As reported in financial statements, TNYA's capital expenditures have remained minimal, with CapEx/Revenue ratios peaking at only 4.9% in 2026Q1, which suggests that the company has largely completed its initial investment phase in internal manufacturing facilities and is now prioritizing operational R&D over further infrastructure expansion.
The low level of capital expenditure relative to the company's overall cash burn indicates that the primary financial drain is operational rather than asset-based. This may imply that the company is currently focused on maximizing the utility of its existing cGMP facility rather than committing to further large-scale capital projects.
Data from recent SEC filings indicates that stock-based compensation has served as a significant non-cash adjustment, reaching as high as $4.6M in 2024Q2, which effectively obscures the true economic cost of talent retention by shifting the burden from immediate cash outflows to long-term shareholder dilution.

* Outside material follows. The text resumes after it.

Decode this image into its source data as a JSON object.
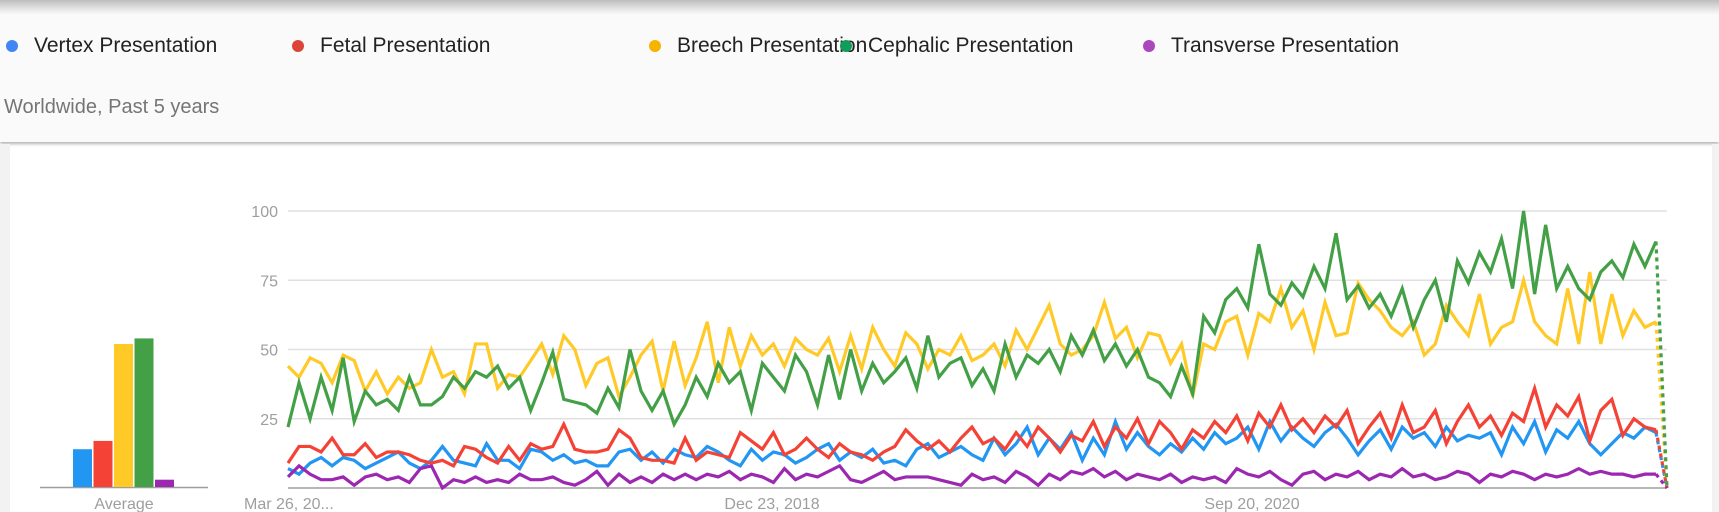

While SBC provides a necessary buffer for the company's cash position, it represents a hidden cost that investors must account for when evaluating the sustainability of the firm's operations. The reliance on equity-based incentives suggests that the company's ability to retain specialized talent is directly tied to its stock performance, creating a feedback loop that warrants further investigation.
Quick answers to the most common questions about buying TNYA stock.
Tenaya Therapeutics, Inc. (TNYA) generated $-68.3M in net cash from operating activities in 2025. This reflects the cash generated directly from core business operations.
Tenaya Therapeutics, Inc. (TNYA) reported negative free cash flow of $68.9M in 2025, indicating capital requirements exceeded cash from operations.
Tenaya Therapeutics, Inc. (TNYA) spent $0.6M on capital expenditures in 2025. CapEx represents the cash invested in physical assets like property, plant, and equipment to maintain or grow the business.